Viele PC-Nutzer haben wohl schon mit Win32.Conficker.B!inf zu tun gehabt. Es handelt sich um den gleichen Autorun-Virus, der sie vor einiger Zeit dazu brachte, die Autorun-Funktion für immer abzuschalten. Unter Windows 7 und höheren Systemen kann der Virus nichts ausrichten, doch XP, Vista, Windows Server 2003 und 2008 sind neben anderen Systemen anfällig für den Schädling, der sich dort absolut zu Hause fühlt.

Man kann sich aber auch schützen: Am wichtigsten ist, wie auch Microsoft hervorhebt, keine Betriebssysteme ohne Support zu verwenden. Falls Sie das dennoch tun möchten, sollten Sie als erstes eine zuverlässige Sicherheitslösung installieren, denn jede vernünftige Antivirus-Lösung erkennt das Schadprogramm. Zudem sollten Sie alle abnehmbaren Datenträger auf Viren überprüfen und die Autorun-Funktion abschalten.

iPower hat ein Video veröffentlicht, das das Verhalten des Virus vorstellt:

Aber die Experten haben nicht nur das Video bei YouTube und eine Datei bei Virus Total hochgeladen, sondern auch einen Blog-Beitrag geschrieben, um auf das Problem aufmerksam zu machen. Das ist auch wichtig, denn das Internet der Dinge wird immer alltäglicher und der Großteil der Geräte wird in China produziert, wo alles Mögliche passieren kann.

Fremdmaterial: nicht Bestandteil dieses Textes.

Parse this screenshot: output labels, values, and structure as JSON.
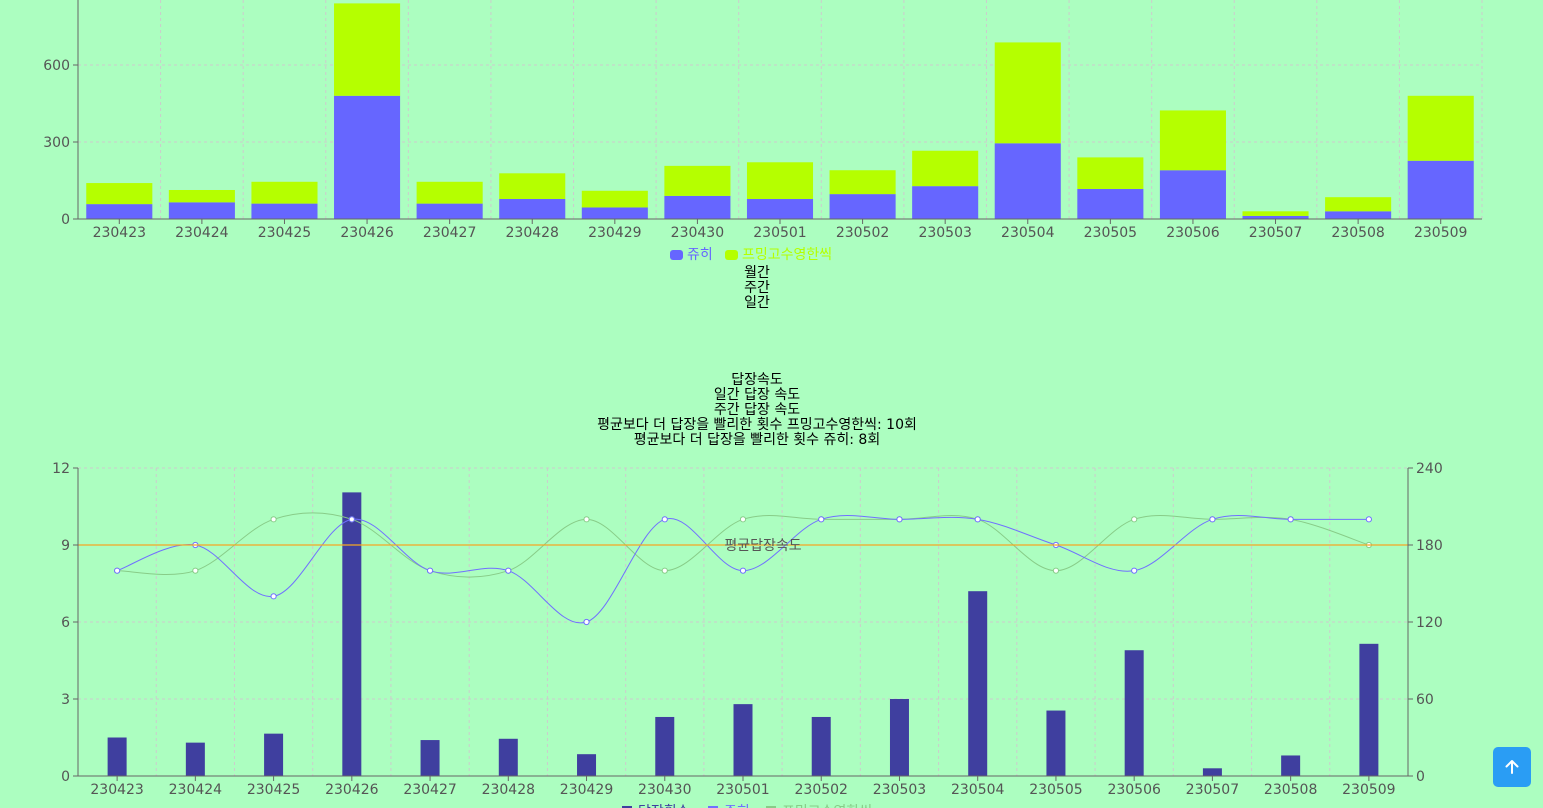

Das Fazit ist hier, dass die Verantwortung für die Sicherheit von Wearables wie den Körperkameras für Polizisten sowohl bei den Herstellern als auch bei den OEM-Firmen liegen sollte. Leider wird es derzeit aber von allen Beteiligten ignoriert. Die Experten von iPower kontaktierten zum Beispiel Martel Electronics, hatten damit aber keinen Erfolg.

Viele Menschen sind der Meinung, dass eine totale Überwachung viel Gutes tun kann, etwa bei der Terrorbekämpfung. Manche gehen sogar so weit, zu sagen, der Hauptschlüssel für alle Verschlüsselungssysteme sollte den Behörden gegeben werden.

Doch wer kann sicherstellen, dass diese „goldenen Schlüssel“, wie auch der Zugriff auf die Videos der Körperkameras von Polizisten, nicht in die falschen Hände fallen?